Candidate Snares Big Endorsements In Black Community

BY BUDDY NEVINS

Harold Pryor, one of seven Democrats running for Broward State Attorney, has snared the endorsement of some of the most visible political figures in the black community. 

Harold Pryor

Endorsing Pryor are Broward County Vice-Mayor Dale Holness, Democratic Co-Leader Designate State Representative Bobby DuBose, State Representative Anika Omphroy, Lauderhill Comm. Richard Campbell, Miramar Vice-Mayor Alexandra P. Davis, Miramar Comm. Maxwell B. Chambers, Miramar Comm. Yvette Colbourne, Sunrise Deputy Mayor Mark A. Douglas, Fmr. Florida Bar President Michael Higer, and Fmr. Florida Bar President Eugene Pettis.
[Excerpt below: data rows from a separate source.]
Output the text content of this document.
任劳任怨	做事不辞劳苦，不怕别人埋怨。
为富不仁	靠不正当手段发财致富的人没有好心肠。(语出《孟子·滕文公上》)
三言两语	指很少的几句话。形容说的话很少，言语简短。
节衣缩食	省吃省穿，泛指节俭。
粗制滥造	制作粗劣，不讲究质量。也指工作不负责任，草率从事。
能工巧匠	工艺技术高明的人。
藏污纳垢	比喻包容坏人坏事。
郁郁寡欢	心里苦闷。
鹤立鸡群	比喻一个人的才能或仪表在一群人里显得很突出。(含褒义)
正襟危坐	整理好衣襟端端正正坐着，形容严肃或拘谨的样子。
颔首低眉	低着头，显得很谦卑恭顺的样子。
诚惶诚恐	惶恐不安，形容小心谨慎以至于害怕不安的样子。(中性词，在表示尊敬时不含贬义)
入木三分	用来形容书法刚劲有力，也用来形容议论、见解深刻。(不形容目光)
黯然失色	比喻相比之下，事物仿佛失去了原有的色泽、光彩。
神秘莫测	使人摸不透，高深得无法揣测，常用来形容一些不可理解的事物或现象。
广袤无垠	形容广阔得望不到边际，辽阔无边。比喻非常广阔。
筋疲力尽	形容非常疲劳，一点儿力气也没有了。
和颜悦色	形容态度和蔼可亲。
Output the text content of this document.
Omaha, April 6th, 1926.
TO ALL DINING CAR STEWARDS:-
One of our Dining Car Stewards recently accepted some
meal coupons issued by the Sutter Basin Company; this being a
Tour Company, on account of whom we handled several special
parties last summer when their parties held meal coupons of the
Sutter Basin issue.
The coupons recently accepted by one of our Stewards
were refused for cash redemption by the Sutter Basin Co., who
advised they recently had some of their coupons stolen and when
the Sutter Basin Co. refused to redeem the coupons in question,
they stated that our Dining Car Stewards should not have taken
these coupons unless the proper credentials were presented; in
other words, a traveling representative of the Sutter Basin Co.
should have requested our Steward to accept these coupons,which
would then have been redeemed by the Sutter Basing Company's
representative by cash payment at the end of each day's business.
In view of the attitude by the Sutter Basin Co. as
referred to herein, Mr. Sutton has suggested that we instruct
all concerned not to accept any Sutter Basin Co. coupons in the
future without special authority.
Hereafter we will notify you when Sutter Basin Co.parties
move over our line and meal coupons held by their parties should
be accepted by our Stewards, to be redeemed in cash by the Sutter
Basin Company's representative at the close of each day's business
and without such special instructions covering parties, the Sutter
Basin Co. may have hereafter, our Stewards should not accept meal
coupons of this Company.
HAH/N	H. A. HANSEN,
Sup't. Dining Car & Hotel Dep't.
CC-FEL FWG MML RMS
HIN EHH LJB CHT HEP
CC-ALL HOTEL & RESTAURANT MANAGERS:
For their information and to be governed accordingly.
In a news release announcing the endorsements, Pettis, the first black president of the Florida Bar,  is quoted as saying Pryor “has the experience, intelligence, and vision to lead the State Attorney’s Office. He is the leader our community needs.”

Blacks comprise a large number of Broward’s registered Democrats and could sway the race, if they vote and vote as a bloc. Hence the emphasis on winning votes in the black community. 

But Pryor, a corporate attorney, is not the only black in the race.  The other is attorney David Cannady, a prosecutor. 

The remaining Democrats attempting to replace retiring State Attorney Mike Satz include attorney Joseph Kimok, veteran attorney and perennial candidate Jim Lewis, longtime prosecutor Sarahnell Murphy, Coconut Creek Commissioner with a private law practice Josh Rydell and Teresa Williams, a criminal law and domestic violence attorney who came close to beating Satz in 2016. 



8 Responses to “Candidate Snares Big Endorsements In Black Community”

  1. Question says:

    He is running a campaign based on race, which should disqualify him immediately. Does he realize that least 75 percent of the population is not black.

  2. Anonymous says:

    When do the two Assistant State Attorneys that are running for office have to resign their positions? Shouldn’t they, in good conscience resign now or do they like getting paid while they campaign?

  3. FTL Voter says:

    With roughly 40% of the Democratic primary voters being black, and with lots of candidates running to split up the Jewish condo and other white votes, I would peg this guy as the big frontrunner at this point. In a field of candidates this large, 35-40% is likely enough to comfortably win the Democratic primary. And in Broward that primary is the entire election. The Democratic nominee always wins big in November (Republicans are only 21% of the voters in Broward).

  4. Vote for the best not the rest says:

    When the voters find out Pryor and Cannady were trained by Sarahnell Murphy, they will want the teacher not the student(s). It is clear that Pryor and Cannady are targeting their message to divide the community by race. Sarahnell wants to unite all of Broward, not divide it. Pryor is only 31 years old and hasn’t even lived in Broward 6 years. Cannady has lived here a short time as well. What have they accomplished? Between them they don’t even have 6 years prosecutorial experience. SAO needs to be led by an experienced handy, not boys looking for a pay raise.

  5. A reader says:

    In a news release announcing the endorsements, Pettis, the first black president of the Florida Bar, is quoted as saying Pryor “has the experience, intelligence, and vision to lead the State Attorney’s Office. He is the leader our community needs.”

    Just what community is Pettis talking about? The black community? Or does the “our” refer to all of Broward County?

  6. Hmmmm says:

    “boys” this is going downhill fast

  7. FTL Voter says:

    @5 – Pretty sure the “our” in “our community” that Eugene Pettis is referring to is Broward County as a whole.

    @4 Since when does being the most qualified matter to the voters? They elected Miriam Oliphant, Scott Israel, and others over much better resume-qualified candidates. If your view is we should go with Murphy because she’s practiced a lot longer than the two others, then let’s just elect whomever is the longest serving and oldest person in the office … oh, right, that’s Satz, and everyone seems ready for a long overdue change of outlook. Being Satz’s anointed one is probably a negative in 2020.

  8. Just Asking says:

    Under this logic, when Murphy or Williams announce their endorsements and they are all white, are we assume they are running a racist, white, divisive campaign? Or should we correctly assume they got endorsed by people they know first.

    This goes back to “all the black kids sit together in the cafe” are being divisive or anti-social, while they are surrounded by tables filled with just white kids.